Since 9/11, Americans have become used to "a new normal" — being tracked in ways visible, like airport screeners, and not so visible, like hidden cameras.

"On school buses, in offices, in parking lots, virtually everywhere we go,” says privacy advocate Robert Ellis Smith, “there is camera surveillance, and either it’s covert, or people have come to accept it"

Almost overnight, Americans have sacrificed privacy for a blanket of security.  There are cameras, ID cards and magnetometers when we travel — and at work.

The government has the right to search library and bookstore records.

It’s all legal under the Patriot Act, signed into law Oct. 21, 2001, by President Bush, who promised, “This government will enforce this law with all the urgency of a nation at war.”

Last November, President Bush confirmed that the government was also eavesdropping on telephone calls and e-mails — without warrants.

So, how is Thursday’s report of a National Security Agency database of billions of domestic calls any different?

"It's very troubling,” says Lisa Graves of the American Civil Liberties Union, “because it indicates that the privacy of ordinary Americans, of millions of Americans, have been invaded, when they haven't done anything wrong."
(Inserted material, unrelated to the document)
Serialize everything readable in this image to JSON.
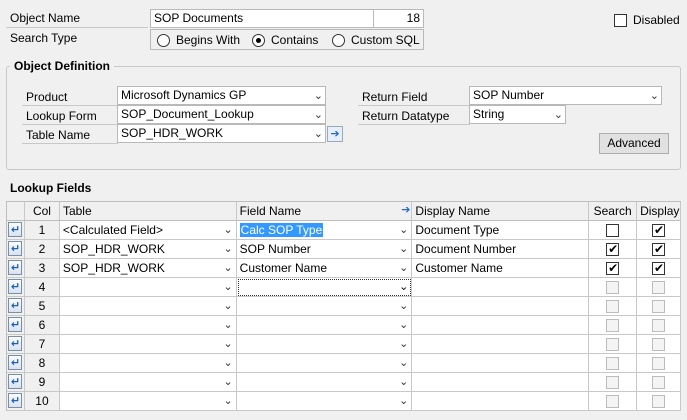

Privacy advocates are asking, what else is the government tracking — medical records?  Purchases on the Internet?

"There is no law that prevents the government from getting that information out of our ATM transactions or our credit transactions,” Smith says, “or any number of commercial things that we do that are now stored in computers."

Until Thursday, most Americans were willing to put up with the intrusions. In March, a majority polled by NBC News and the Wall Street Journal accepted warrantless surveillance.

The question now is whether Thursday's revelations about the domestic call database become just another adjustment to the "new normal" since 9/11.